Images of Elesbaan, King and Saint

King St. Elesbaan of Ethiopia, from the Roman Martyrology's entry for October 27th, is also known to history as Kaleb of Axum (ca. A.D. 510-540). During his reign, the Jewish Himyarite king Dhu Nawas of Yemen was massacring Christians and destroying churches. Elesbaan responded by invading the neighboring kingdom and, having conquered Dhu Nawas in battle, ended the persecution and placed a Christian on the Yemenite throne. Soon afterward, Elesbaan was said to have abdicated the kingship of Axum and joined a monastery to devote his life to prayer, where he died in the odor of sanctity.

The iconography of St. Elesbaan has lately attracted some scholarly attention for its striking racial undertones in an era when the Atlantic Slave Trade was at its height. In European societies where slavery was only increasing in scope, his image gave visual form to a sharp counternarrative that seems to have been tolerated and even encouraged within the Church.
Elesbaan is traditionally depicted as a dark-skinned African in Carmelite robes, often with a crown nearby to symbolize the office that he abdicated. He carries a spear, usually topped by a cross, its tip menacing a vanquished light-skinned king at his feet. In his other arm, Elesbaan typically is shown holding a church to his breast.

The racial aspects of Elesbaan's image are dramatic and seem to have been quite purposely dichotomized by the artists. Black Africans had long been a presence in European sacred art, but unlike in, say, depictions of the Epiphany where St. Balthasar's features could serve as a marker for Christian universalism, the historical context of the Elesbaan story was such that any racial distinctions between him and Dhu Nawas must necessarily be placed in stark opposition.

A modern viewer trained to see only systematic racism in European culture must surely be confused by the consistency of these images. St. Elesbaan is always and very unmistakably cast as the heroic protagonist in these compositions, in a manner that immediately recalls the iconography of St. George and the Dragon or St. Michael and Satan.

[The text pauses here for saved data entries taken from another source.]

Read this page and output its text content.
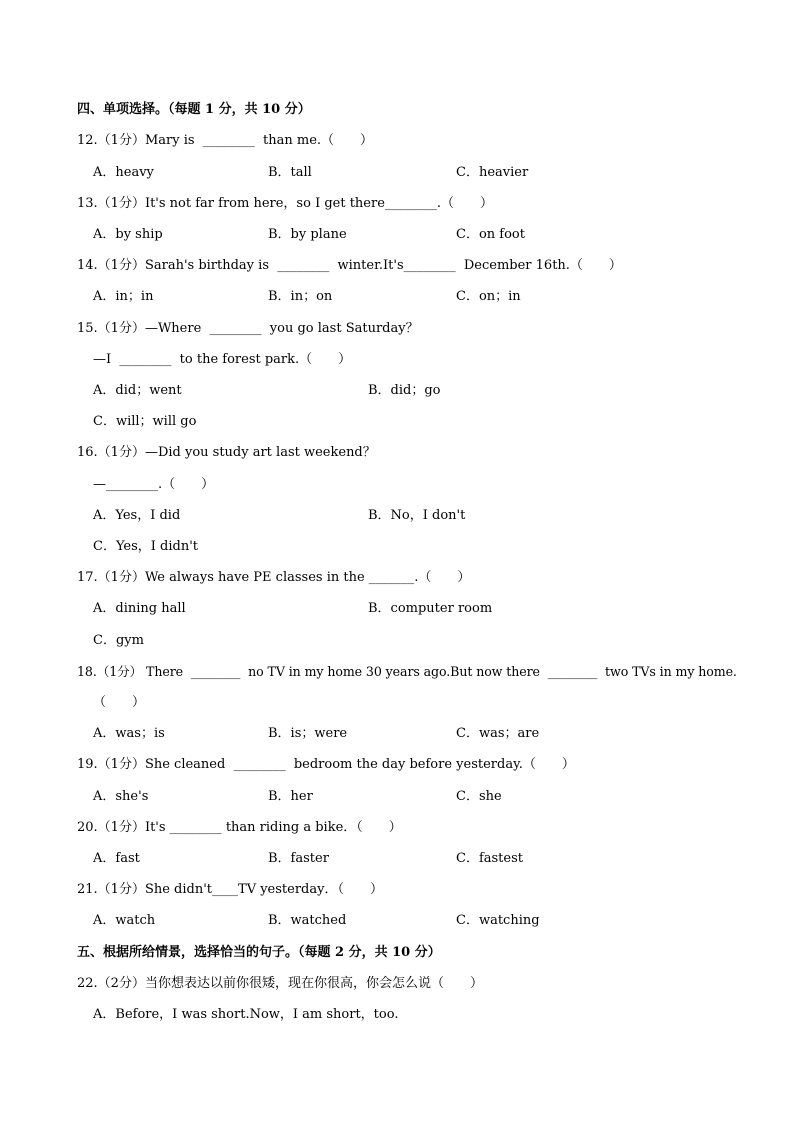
四、单项选择。（每题 1 分，共 10 分）
12.（1分）Mary is  ________  than me.（　　）
A．heavy	B．tall	C．heavier
13.（1分）It's not far from here，so I get there________.（　　）
A．by ship	B．by plane	C．on foot
14.（1分）Sarah's birthday is  ________  winter.It's________  December 16th.（　　）
A．in；in	B．in；on	C．on；in
15.（1分）—Where  ________  you go last Saturday？
—I  ________  to the forest park.（　　）
A．did；went	B．did；go
C．will；will go
16.（1分）—Did you study art last weekend？
—________.（　　）
A．Yes，I did	B．No，I don't
C．Yes，I didn't
17.（1分）We always have PE classes in the _______.（　　）
A．dining hall	B．computer room
C．gym
18.（1分） There  ________  no TV in my home 30 years ago.But now there  ________  two TVs in my home.
（　　）
A．was；is	B．is；were	C．was；are
19.（1分）She cleaned  ________  bedroom the day before yesterday.（　　）
A．she's	B．her	C．she
20.（1分）It's ________ than riding a bike．（　　）
A．fast	B．faster	C．fastest
21.（1分）She didn't____TV yesterday．（　　）
A．watch	B．watched	C．watching
五、根据所给情景，选择恰当的句子。（每题 2 分，共 10 分）
22.（2分）当你想表达以前你很矮，现在你很高，你会怎么说（　　）
A．Before，I was short.Now，I am short，too.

They drew from a visual vocabulary that Europeans knew from countless depictions over time immemorial. Dhu Nawas, for his part, was compelled in these renderings to act out the humiliation and total vanquishment of the forces of Hell.


Like in the United States, where blacks in the South recast the Exodus story as a covert prayer for deliverance, black Catholics in the diaspora would have doubtlessly  seen in St. Elesbaan an inspirational as well as politically subversive figure. Quite likely, many white slave-masters would have agreed with that assessment. But here the latter were at a rare disadvantage: Elesbaan was theologically unimpeachable as a canonized saint in the Roman Martyrology, and to argue that he did not deserve veneration or to forbid his image in the post-Tridentine era was to put oneself in the same class as the Protestant heretics. More than that, the life of this Ethiopian proto-crusader embodied all that European Catholic monarchs had claimed to stand for.

Elesbaan became one of the revered patron saints of the African diaspora, particularly in Spanish- and Portuguese-speaking areas. Confraternities of black Catholics were organized in his honor, and these often featured African drumming and dancing on his feast days. To this day, there are a number of churches under his patronage in Brazil, including a famous one in Rio de Janeiro that prominently displays him atop the high altar together with St. Iphigenia, another revered saint of diaspora Africans.


Post-Tridentine Western Catholicism was not the politically hidebound, culturally monolithic entity that we sometimes make it out to be. It was quite capable of making subtle or even not-so-subtle critiques of the politics and culture surrounding it. The saints elevated and revered in an age often contain within their stories the lessons which that particular age most needs to learn—like St. Gianna Beretta Molla in our own.

King St. Elesbaan's images are a precious glimpse into the devotional life of what the American historian Cyprian Davis has aptly called "a church in chains." From the cries of the persecuted Church of Yemen all the way to the plaintive spirituals of the cotton fields, these sacred images are part of a long tradition, a living testimony to a Christian people's hope that the bonds of oppression would soon be broken, and that all the beloved children of God would once more walk free upon the land.